A lot of tomorrow’s analytics will be done locally at the “edge,” or in a public or private cloud. Here’s what will drive where your analysis will happen.
Some say everything — all data and applications — will go to the cloud. Others, such as market research firm IDC, say that around 40 percent of data will be stored, managed, analyzed and kept right where it was produced, at the edge. So where’s the truth? Everywhere, actually. Analytics will be done locally at the edge of the data center, or in a public, private, or hybrid cloud.
See also: Real-time analytics critical to IoT projects, says IDC
The same dynamic played out in computing. The distributed computing model ushered in by PCs didn’t eliminate the need for centralized servers. Likewise, you likely didn’t replace your laptop with a terminal with the birth of the cloud.
Where you do your analytics will ultimately depend on the following five factors:
#1: Speed — Do you need the information now, as in right now, or can it wait? The quicker you need answers, the less likely you are going to the cloud. Remember the “The Great American Eclipse” earlier this summer? In California, it removed about 6 gigawatts of capacity from the grid by blocking the sun, according to CAISO, the operator responsible for 80 percent of the state’s power, or enough for more than four million homes, and then rapidly returned it within a few minutes. CAISO received power data from the grid’s generators every four seconds to prevent the fluctuations that can cause problems.
#2: Reliability and Safety — If Twitter goes down for an hour, it prompts jokes. If water service across the Eastern Seaboard were suddenly disrupted with no explanation, angry calls and panic ensue.
Oil companies and mining operations, for instance, are adopting cloud technologies for deep analytics, i.e. analyzing existing processes for potential costs savings or optimization. It makes sense because you can spin up thousands of servers at once to tackle massive computing problems, but the answer isn’t needed urgently.
When it comes to “live” operations, however, those remain local. Imagine trying to control a driverless 60-ton truck via the cloud? Or managing undersea drilling operations. Unanticipated repairs can quickly amount to millions of dollars in terms of repair costs and lost revenue. Companies also have to helicopter in IT support as well as beds for the additional personnel. The risks and costs are just too astronomical to not be on the edge.
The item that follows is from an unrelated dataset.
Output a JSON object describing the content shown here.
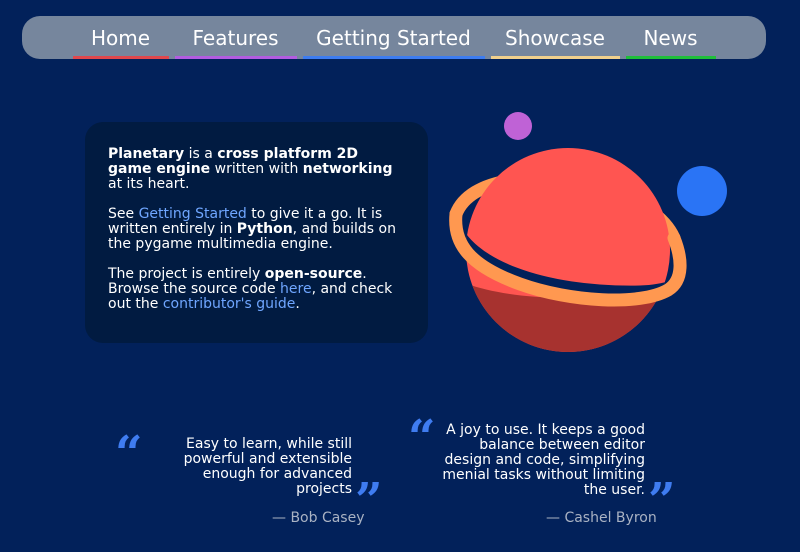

#3: Bandwidth and Bandwidth Cost — If it’s a torrential amount of data being generated and you don’t need all of it to make a sound analysis, then just send summary data. A “smart factory” might track 50,000 sensors and generate several petabytes a day. Even a standard office building will generate 250 GB or more. Rather than try to analyze data in the cloud or control thermostats remotely, a lot of these jobs will be cheaper and more easily accomplished on a local level. (A lot of smart lighting companies have already gone from cloud-based to distributed control.)
Similarly, wind farms can consist of hundreds of wind-powered turbines, they generate vast amounts of data — revolutions per minute, wind direction and speed, position of the blades relative to the wind — it’s impractical to bear the cost of transmitting all of that data to the cloud to monitor the overall health of the farm.
Wikibon cites a case study of a remote wind farm with security cameras and other sensors. With 200 miles between the cloud and the wind farm, and with an assumed 95 percent traffic reduction by using edge computing capabilities, the total cost of management and processing was reduced to $29,000 from $81,000 over three years. The analyst firm believes that the Internet of Things will develop via an edge-plus-cloud computing design for the “vast majority” of sensor implementations. In this use case, and in other similar ones, an approach of sense locally and transmit summary data to the cloud is more cost-effective.
#4: Location of Your Challenge — Ask yourself who needs the data; is it the engineers at the plant or a whole slew of different parties, organizational departments, or geographically dispersed stakeholders? Is the problem at hand something awry with one particular production line or the design of the overall production line. If it’s a local problem, store and analyzed locally.
The automotive research group at RWTH Aachen in Germany is developing techniques to “correct” problems in EV batteries during production. Researcher Christoph Lienemann believes in-situ monitoring could cut the cost by 20% and rescue scrapped cells from 10 to 2%.
Local successes, of course, can then be replicated and shared across the enterprise.
#5: Complexity of Your Challenge — This is the ultimate factor. Are you examining a few data streams to solve an immediate problem such as optimizing a conveyor belt in a factory or are you comparing thousands of lines across multiple facilities? Are you looking at a patient’s vital signs to determine a course of treatment, or are you developing a new therapeutic that requires studying millions of different proteins? Humans are often underrated as a business intelligence platform: our conclusions far exceed what most machines can do. We just can scale well after a certain point.
Depending on the nature of the analytics in question, many of these factors I’ve discussed will commingle and overlap; some may take a higher priority than others. In the end, as with many things data-related, when it comes to where all the world’s data and applications will leave, the answer isn’t so clear-cut. Rather, this will be determined by the factors of time, type of problem, bandwidth, reliability, safety, and speed. The truth is out there — it’s everywhere and just not where you might expect to find it.